Idea: Semantic Whitespace Parsers for `nom`

Hi all! I've been using nom a lot recently for parsing "programming-language-esque" things, and I think I've finally come up with a principled way of handling whitespace. Note: this will only really work if you're parsing "whitespace-insensitive" languages (though these languages still require whitespace in some places, like around keywords).

(See the attached gist for the full definition and some examples.)

The main idea is to get yourself asking questions like:

Is whitespace allowed to appear after/before/around this thing?

Is whitespace required to appear after/before/around this thing?

Is it required, or allowed for whitespace to appear exactly here?
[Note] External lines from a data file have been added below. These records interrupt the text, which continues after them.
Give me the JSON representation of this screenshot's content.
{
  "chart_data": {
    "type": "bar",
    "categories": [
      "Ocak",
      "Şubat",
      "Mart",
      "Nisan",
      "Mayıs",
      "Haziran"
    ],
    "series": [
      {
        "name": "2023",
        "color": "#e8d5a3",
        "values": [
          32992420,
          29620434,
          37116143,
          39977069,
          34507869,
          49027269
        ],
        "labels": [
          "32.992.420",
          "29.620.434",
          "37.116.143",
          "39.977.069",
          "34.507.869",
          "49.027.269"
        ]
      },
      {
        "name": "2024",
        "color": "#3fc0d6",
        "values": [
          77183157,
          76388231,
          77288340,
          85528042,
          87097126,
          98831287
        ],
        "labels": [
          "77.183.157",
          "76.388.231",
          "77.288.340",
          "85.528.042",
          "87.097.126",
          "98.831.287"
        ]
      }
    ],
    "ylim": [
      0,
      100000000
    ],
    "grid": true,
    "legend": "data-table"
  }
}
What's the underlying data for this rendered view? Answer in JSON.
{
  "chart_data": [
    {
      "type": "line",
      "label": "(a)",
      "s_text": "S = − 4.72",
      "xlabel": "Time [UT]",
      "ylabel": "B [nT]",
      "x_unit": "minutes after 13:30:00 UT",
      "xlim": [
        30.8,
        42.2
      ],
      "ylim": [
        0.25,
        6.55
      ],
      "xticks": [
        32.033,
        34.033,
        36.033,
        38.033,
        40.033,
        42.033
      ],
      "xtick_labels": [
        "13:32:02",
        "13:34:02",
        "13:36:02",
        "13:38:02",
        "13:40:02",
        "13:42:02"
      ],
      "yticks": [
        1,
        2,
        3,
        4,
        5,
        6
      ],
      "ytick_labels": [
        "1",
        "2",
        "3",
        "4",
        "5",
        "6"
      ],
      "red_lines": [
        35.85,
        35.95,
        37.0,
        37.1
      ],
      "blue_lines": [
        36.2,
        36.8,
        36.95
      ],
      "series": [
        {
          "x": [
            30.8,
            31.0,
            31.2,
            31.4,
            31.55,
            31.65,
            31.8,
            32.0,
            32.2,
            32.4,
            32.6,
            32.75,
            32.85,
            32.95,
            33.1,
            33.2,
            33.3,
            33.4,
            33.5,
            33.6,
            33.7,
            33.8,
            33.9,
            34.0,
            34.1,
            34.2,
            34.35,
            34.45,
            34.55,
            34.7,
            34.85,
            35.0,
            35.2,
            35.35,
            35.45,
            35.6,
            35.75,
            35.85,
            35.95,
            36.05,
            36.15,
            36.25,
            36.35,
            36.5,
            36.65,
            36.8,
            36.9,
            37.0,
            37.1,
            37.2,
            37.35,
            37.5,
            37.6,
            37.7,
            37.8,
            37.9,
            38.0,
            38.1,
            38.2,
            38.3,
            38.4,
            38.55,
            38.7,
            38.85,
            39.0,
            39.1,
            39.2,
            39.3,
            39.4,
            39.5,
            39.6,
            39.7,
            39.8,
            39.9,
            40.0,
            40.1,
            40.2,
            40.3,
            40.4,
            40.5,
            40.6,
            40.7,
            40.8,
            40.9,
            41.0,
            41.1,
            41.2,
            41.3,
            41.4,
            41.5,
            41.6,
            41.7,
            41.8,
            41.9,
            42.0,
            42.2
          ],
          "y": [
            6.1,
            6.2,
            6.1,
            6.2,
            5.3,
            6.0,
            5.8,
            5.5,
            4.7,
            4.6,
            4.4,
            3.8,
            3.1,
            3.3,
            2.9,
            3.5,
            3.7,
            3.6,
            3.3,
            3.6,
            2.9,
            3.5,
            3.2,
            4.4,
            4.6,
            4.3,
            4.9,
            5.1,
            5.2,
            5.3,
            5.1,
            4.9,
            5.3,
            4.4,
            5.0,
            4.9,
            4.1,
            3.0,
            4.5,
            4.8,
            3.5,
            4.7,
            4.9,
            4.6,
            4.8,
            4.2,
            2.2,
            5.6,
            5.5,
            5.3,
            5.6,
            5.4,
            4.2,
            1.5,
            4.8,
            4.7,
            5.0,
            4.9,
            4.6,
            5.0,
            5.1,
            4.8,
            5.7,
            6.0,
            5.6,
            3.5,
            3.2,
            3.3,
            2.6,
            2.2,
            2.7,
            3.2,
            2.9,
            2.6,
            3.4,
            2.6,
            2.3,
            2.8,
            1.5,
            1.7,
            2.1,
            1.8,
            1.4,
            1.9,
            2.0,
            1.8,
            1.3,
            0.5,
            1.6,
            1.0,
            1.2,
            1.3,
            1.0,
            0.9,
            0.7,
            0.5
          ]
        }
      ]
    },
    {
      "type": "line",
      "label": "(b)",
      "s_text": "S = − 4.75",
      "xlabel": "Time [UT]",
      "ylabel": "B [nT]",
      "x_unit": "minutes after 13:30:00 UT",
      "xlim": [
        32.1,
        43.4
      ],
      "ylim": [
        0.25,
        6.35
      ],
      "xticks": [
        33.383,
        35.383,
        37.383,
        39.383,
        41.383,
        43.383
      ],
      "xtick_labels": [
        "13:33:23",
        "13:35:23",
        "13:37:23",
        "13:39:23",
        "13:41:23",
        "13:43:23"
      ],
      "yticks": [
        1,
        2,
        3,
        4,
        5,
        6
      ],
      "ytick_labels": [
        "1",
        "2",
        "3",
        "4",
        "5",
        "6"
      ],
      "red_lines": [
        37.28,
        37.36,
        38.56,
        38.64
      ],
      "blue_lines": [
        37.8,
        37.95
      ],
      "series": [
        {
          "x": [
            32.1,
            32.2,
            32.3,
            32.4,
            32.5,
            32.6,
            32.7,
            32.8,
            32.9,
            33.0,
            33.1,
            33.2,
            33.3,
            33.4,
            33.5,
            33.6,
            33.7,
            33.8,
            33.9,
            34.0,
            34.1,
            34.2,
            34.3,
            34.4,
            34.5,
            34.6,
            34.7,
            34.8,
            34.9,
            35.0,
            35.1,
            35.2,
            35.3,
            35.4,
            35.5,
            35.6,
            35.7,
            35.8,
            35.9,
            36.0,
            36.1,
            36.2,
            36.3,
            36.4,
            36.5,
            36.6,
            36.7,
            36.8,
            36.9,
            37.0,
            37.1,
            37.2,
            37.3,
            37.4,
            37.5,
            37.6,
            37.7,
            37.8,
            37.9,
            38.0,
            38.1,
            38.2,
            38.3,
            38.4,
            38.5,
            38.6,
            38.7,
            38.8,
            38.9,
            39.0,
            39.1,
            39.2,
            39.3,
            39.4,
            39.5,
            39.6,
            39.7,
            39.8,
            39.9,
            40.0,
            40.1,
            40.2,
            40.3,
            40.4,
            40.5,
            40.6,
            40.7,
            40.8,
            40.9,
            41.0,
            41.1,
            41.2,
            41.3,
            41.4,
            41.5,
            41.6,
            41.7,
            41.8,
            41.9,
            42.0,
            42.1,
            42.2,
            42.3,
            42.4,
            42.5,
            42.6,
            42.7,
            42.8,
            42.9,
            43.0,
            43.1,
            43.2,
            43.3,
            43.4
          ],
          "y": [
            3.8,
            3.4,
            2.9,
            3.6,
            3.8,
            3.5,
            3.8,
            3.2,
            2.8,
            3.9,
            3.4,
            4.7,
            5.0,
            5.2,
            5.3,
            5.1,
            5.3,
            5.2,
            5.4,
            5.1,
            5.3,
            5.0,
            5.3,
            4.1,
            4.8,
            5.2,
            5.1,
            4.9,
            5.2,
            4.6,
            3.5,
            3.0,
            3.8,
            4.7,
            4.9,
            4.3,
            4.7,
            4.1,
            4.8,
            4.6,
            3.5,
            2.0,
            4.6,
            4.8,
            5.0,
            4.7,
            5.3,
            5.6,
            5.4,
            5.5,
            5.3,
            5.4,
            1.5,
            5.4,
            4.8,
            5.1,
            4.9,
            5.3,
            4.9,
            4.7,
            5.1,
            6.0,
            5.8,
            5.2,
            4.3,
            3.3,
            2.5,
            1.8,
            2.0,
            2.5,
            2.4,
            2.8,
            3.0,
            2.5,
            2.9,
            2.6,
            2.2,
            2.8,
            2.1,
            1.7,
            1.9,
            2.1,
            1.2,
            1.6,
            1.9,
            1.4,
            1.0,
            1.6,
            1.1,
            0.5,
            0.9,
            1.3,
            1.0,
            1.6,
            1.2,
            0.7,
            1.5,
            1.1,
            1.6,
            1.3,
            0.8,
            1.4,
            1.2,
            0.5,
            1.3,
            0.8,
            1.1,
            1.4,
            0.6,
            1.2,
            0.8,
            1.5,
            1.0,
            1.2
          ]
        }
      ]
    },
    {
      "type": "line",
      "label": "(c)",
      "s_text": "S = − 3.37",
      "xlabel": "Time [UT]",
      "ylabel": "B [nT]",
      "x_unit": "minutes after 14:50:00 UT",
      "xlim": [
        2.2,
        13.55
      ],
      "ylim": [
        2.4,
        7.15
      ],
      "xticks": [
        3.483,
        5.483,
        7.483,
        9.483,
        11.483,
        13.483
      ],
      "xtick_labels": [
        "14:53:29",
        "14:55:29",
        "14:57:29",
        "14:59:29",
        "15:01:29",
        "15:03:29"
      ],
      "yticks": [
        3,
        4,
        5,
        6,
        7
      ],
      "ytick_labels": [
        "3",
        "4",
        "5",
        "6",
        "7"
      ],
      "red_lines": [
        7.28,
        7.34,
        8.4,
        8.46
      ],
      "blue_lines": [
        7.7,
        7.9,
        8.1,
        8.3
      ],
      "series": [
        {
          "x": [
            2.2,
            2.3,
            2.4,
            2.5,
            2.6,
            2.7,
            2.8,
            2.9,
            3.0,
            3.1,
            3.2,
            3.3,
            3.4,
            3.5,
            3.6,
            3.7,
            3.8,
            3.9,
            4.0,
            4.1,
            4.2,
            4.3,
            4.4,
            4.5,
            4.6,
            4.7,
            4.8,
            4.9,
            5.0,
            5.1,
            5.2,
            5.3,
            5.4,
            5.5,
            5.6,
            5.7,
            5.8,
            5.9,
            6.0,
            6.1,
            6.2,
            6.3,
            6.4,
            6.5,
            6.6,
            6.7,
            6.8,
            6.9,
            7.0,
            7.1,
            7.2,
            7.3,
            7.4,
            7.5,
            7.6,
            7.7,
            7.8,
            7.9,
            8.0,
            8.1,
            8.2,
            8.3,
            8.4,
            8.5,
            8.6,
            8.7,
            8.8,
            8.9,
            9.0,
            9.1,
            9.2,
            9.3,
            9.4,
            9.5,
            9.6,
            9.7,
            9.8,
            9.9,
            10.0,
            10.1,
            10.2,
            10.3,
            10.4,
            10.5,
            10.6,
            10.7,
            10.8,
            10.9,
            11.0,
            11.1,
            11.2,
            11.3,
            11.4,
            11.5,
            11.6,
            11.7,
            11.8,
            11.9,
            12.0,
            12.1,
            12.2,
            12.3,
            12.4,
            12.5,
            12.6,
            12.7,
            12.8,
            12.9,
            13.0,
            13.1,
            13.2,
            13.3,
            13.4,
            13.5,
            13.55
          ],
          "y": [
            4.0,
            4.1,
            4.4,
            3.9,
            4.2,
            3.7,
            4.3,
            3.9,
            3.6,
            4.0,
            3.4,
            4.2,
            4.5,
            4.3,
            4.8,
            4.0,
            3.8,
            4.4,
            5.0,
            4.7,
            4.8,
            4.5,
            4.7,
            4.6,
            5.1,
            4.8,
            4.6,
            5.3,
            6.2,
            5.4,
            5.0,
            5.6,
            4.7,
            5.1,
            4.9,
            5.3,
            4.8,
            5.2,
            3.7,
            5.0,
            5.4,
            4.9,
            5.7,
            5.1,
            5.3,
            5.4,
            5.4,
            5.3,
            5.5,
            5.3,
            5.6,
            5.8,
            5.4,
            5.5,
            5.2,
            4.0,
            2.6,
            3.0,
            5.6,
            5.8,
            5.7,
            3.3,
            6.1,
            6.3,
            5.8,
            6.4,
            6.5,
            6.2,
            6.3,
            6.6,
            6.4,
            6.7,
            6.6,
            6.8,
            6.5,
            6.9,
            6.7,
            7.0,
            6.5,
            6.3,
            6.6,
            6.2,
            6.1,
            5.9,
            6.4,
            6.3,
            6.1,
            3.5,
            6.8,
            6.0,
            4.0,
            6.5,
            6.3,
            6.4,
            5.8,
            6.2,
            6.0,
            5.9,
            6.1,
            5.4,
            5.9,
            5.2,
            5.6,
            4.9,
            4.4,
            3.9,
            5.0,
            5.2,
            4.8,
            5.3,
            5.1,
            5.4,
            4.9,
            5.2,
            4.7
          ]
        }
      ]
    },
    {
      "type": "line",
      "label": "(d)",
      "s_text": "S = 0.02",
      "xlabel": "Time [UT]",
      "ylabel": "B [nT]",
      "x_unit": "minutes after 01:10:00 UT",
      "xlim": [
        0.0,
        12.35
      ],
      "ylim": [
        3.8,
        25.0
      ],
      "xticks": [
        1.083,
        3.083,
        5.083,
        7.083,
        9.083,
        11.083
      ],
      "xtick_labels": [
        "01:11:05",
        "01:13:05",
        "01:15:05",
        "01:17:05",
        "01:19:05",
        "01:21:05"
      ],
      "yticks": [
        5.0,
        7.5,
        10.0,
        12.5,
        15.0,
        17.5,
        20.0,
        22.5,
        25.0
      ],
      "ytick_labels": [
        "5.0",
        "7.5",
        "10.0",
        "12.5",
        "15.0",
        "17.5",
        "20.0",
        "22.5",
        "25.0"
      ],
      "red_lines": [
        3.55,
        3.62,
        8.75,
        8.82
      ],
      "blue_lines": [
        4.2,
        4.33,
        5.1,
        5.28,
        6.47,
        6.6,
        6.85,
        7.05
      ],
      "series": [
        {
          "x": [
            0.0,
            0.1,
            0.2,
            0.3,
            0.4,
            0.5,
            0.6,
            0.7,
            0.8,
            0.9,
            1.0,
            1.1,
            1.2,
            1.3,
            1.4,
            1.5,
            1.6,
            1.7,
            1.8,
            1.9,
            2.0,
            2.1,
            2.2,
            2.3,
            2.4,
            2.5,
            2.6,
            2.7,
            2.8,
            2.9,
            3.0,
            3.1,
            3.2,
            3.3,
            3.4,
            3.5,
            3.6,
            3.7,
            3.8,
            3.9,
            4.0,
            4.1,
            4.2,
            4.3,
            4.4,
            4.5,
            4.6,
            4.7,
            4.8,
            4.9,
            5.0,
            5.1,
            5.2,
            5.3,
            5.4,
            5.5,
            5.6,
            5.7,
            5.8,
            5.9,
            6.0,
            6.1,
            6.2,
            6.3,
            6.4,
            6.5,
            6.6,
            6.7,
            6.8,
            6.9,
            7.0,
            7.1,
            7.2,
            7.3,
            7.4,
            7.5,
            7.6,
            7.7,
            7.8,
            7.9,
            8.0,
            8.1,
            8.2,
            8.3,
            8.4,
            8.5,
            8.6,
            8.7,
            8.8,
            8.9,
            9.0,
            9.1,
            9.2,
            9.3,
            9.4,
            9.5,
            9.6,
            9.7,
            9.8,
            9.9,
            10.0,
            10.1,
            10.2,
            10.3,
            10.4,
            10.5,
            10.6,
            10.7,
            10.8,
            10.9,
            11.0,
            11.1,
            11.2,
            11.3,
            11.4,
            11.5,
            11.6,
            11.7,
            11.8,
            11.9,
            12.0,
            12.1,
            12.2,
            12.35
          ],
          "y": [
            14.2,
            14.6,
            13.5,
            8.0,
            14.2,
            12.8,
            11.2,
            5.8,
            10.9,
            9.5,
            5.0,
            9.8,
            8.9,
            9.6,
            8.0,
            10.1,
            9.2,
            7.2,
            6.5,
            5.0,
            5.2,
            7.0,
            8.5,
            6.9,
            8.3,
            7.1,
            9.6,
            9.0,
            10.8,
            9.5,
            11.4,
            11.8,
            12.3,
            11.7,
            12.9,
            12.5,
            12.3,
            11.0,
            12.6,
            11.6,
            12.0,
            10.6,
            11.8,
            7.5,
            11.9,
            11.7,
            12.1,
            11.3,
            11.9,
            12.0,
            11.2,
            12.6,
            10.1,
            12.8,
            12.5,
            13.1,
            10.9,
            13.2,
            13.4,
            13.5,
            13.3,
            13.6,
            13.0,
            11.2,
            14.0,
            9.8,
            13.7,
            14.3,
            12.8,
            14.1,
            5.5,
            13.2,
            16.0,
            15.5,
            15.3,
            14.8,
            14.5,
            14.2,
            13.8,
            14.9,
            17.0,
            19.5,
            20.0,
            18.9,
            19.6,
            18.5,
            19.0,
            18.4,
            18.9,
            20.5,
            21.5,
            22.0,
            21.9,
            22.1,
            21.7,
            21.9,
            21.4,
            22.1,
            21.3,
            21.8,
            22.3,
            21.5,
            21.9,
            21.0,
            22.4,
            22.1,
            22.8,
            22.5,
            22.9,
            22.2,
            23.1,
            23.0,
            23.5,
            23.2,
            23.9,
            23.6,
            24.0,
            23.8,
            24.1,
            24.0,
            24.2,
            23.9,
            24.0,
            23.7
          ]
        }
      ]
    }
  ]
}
I have yet to do much testing with this, but I have been able to refactor the parser for my pet-project and it at least looks a lot nicer. I'd appreciated any feedback y'all have on this, and if people like this, maybe we could make it into a crate! Thanks!

1 Like

Looks nice!

To make it general purpose, do you think it'd be worth separating out the logic for comments, or otherwise allowing configuration constitutes a comment? Right now the code looks limited to languages which use // comments. To be honest, though, I'm not sure what the best way to make that configurable would be, though...

1 Like

Yeah all the other parsers defined here depend on the comment parser, so it would be nice to be able to customize it.

Option 1: Traits

Maybe that means instead of a series of nested modules, this crate would need to be use a trait:

trait WsParser {
    fn comment();
    fn allowed_here() { /*default impl*/ }
    fn allowed_before() { /*default impl*/ }
    fn allowed_after() { /*default impl*/ }
    fn allowed_around() { /*default impl*/ }

struct Space;

impl WsParser for Space {
    fn comment() { /*your custom impl here*/ }

// Use it like this:

I feel like this doesn't read very smoothly though. Plus, you'd have to rely on the user defining a struct with a name that reads well.

Option 2: Statically Configurable

Maybe you could just pass in the end-of-line comment signifier string as a config option in Cargo.toml somehow. Like you could specify "this language I'm parsing uses // to begin end-of-line comments".


Neither of these options allows the user to specify multi-line comments, so they are in no way a complete solution.